Abstract
From this work it may be concluded that persistent compression affects the growth plate by interference with the blood flow on one or both sides of the growth cartilage.
Despite exertion of the same pressure upon both sides of the growth plate, only the metaphysial side was readily affected in the early stages, for, as long as no damage was caused to the epiphysial side of the growth cartilage, the lesions were fully reversible.
Interference with growth was directly proportionate to the damage caused by compression to the epiphysial side of the growth plate and, in general, to the duration of compression.

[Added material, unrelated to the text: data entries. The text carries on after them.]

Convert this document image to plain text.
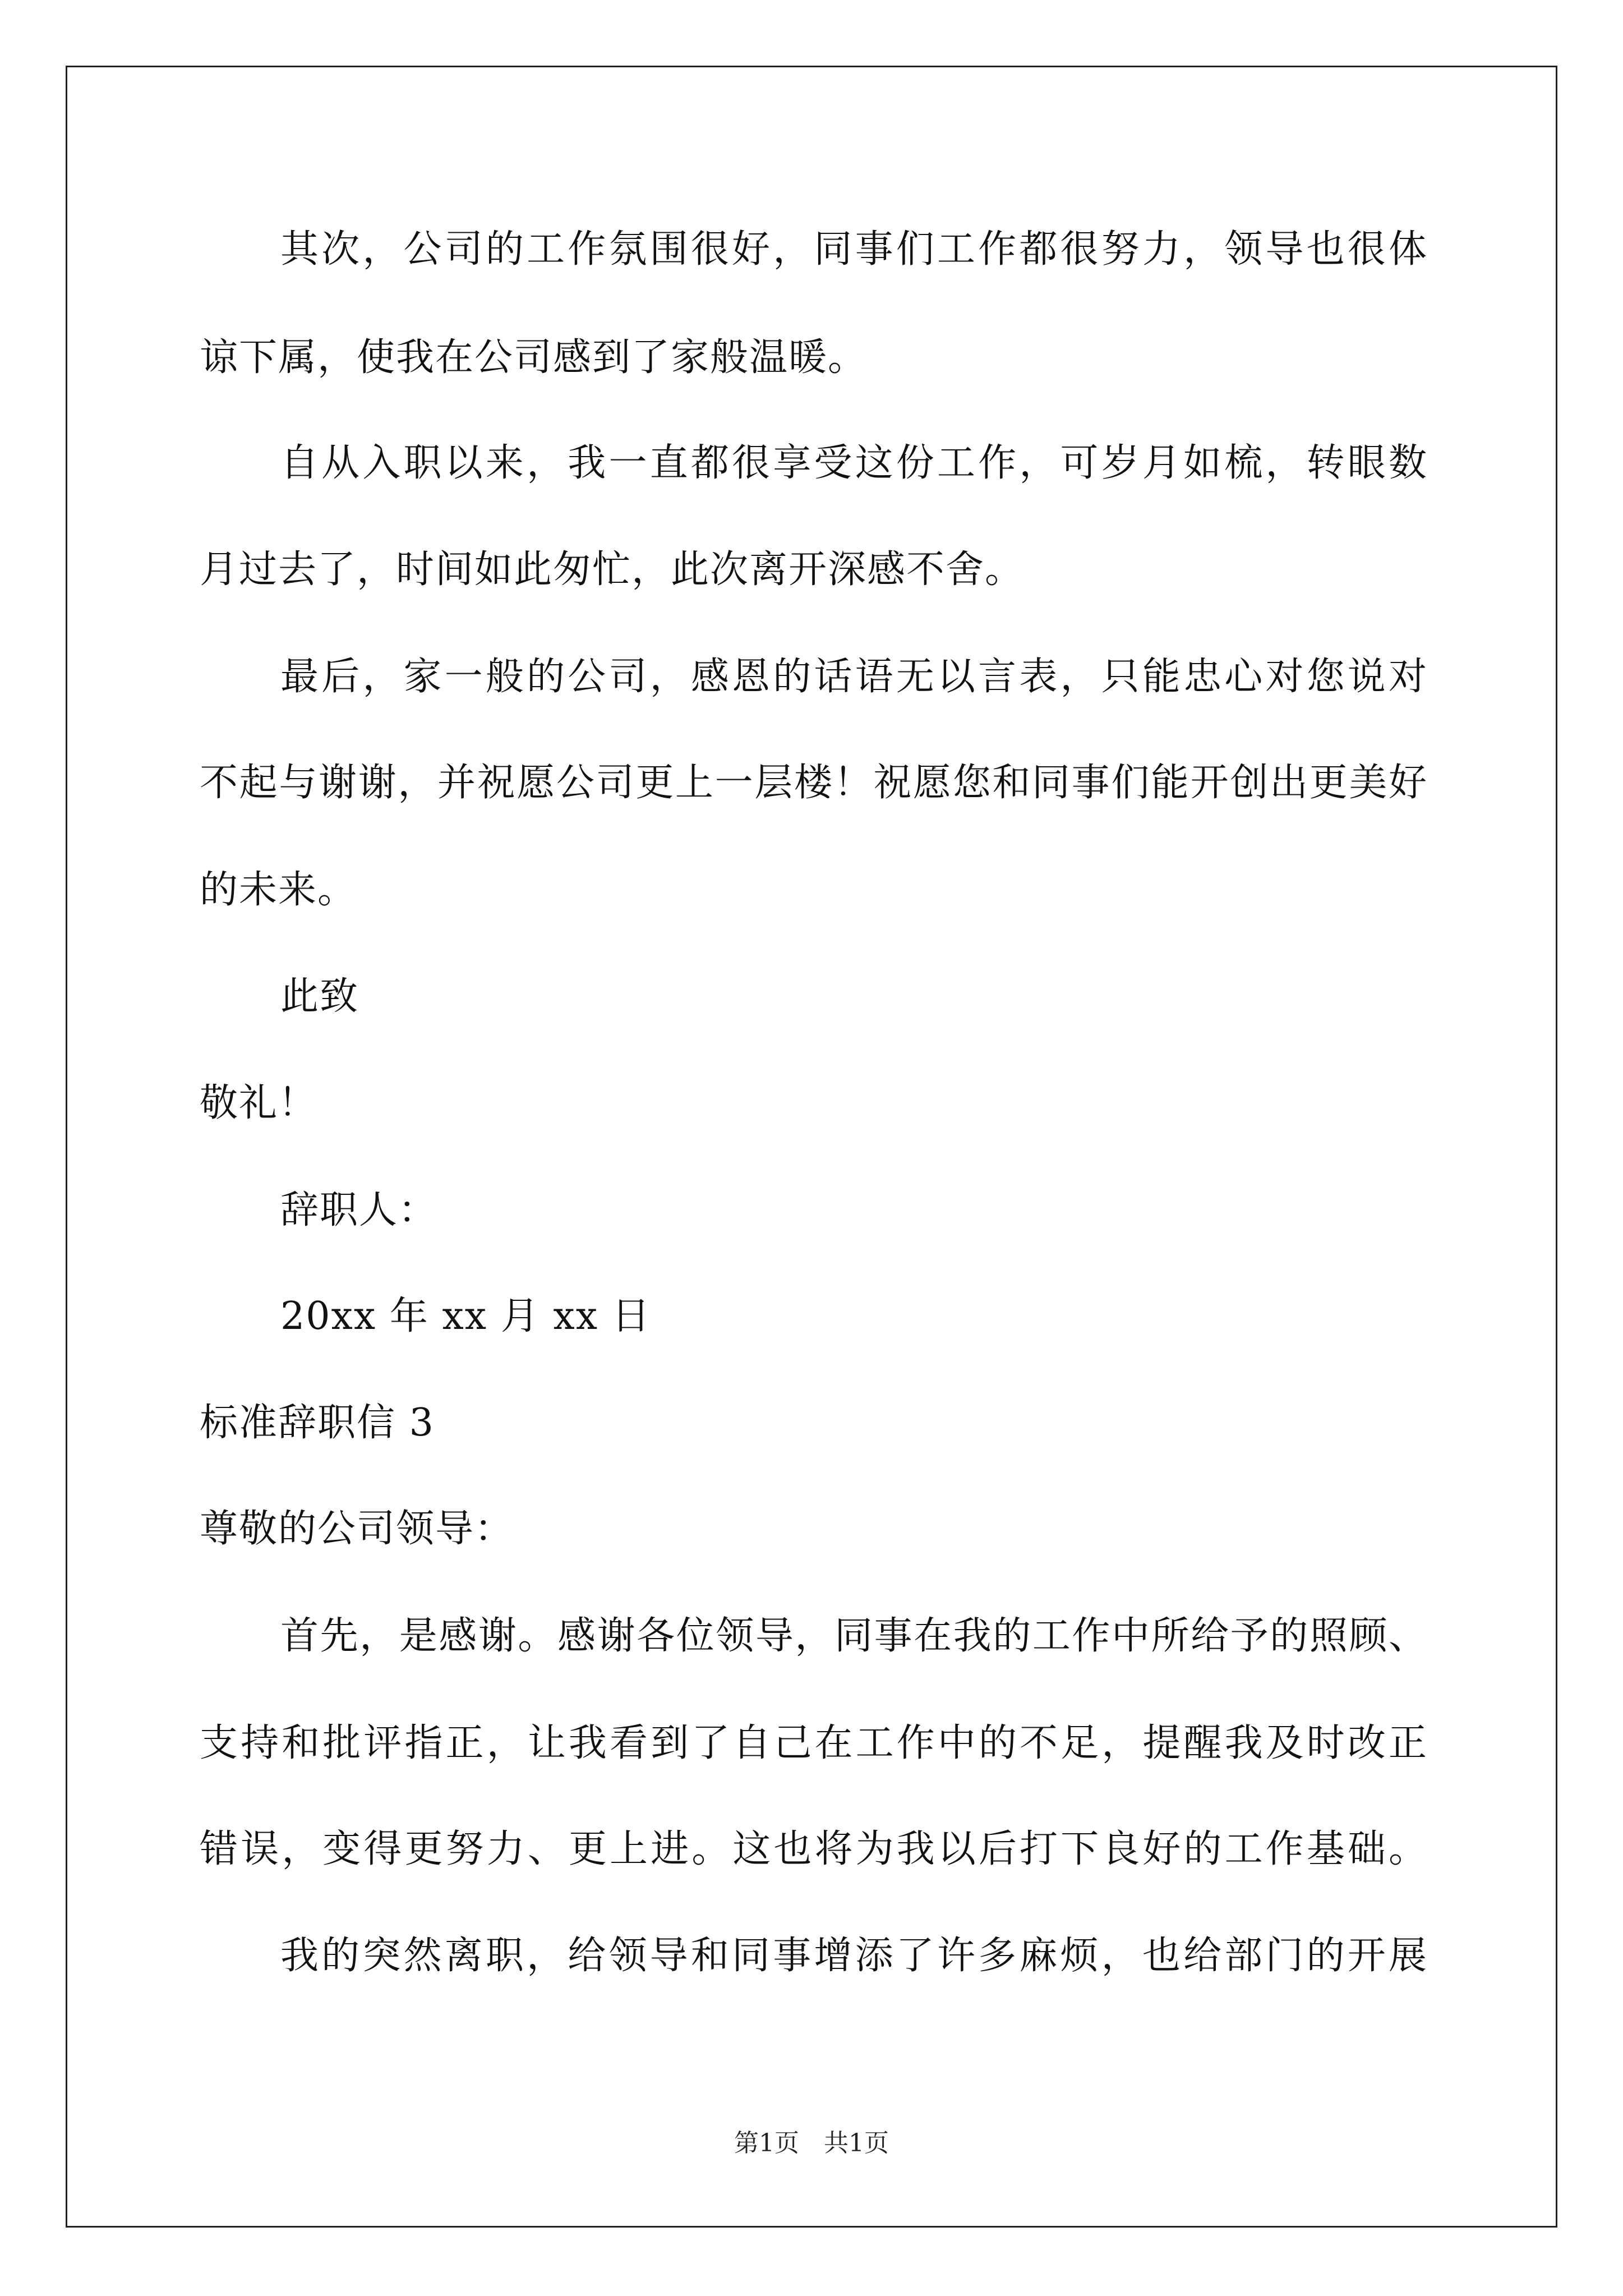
其次，公司的工作氛围很好，同事们工作都很努力，领导也很体
谅下属，使我在公司感到了家般温暖。
自从入职以来，我一直都很享受这份工作，可岁月如梳，转眼数
月过去了，时间如此匆忙，此次离开深感不舍。
最后，家一般的公司，感恩的话语无以言表，只能忠心对您说对
不起与谢谢，并祝愿公司更上一层楼！祝愿您和同事们能开创出更美好
的未来。
此致
敬礼！
辞职人：
20xx 年 xx 月 xx 日
标准辞职信 3
尊敬的公司领导：
首先，是感谢。感谢各位领导，同事在我的工作中所给予的照顾、
支持和批评指正，让我看到了自己在工作中的不足，提醒我及时改正
错误，变得更努力、更上进。这也将为我以后打下良好的工作基础。
我的突然离职，给领导和同事增添了许多麻烦，也给部门的开展
第1页　共1页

The first signs of interference with the metaphysial side of the plate were the lack of vascular progression and concomitant retardation of calcification.
When severe degeneration was not present the growth cartilage recovered within four days.
The matrix was ready for calcification all the time, as shown by the extremely rapid calcification occurring soon after the compression had ceased and the vessels were able to reach their proper place.
It seems justified to believe that the first hypertrophic cell not to be calcified after removal of the clamp is the one around which the matrix has not yet changed sufficiently to have an affinity for the apatite crystals. As in moderate compression, the division of the proliferative cells continues and it seems it must be the age, or even more likely the distance from the transudate coming from the epiphysial side of the growth cartilage that conditions the maturity of the cell, which prepares the field for calcification and thus initiates the osteogenic process.
Views similar to this have been advanced by Ham (1957) and his school.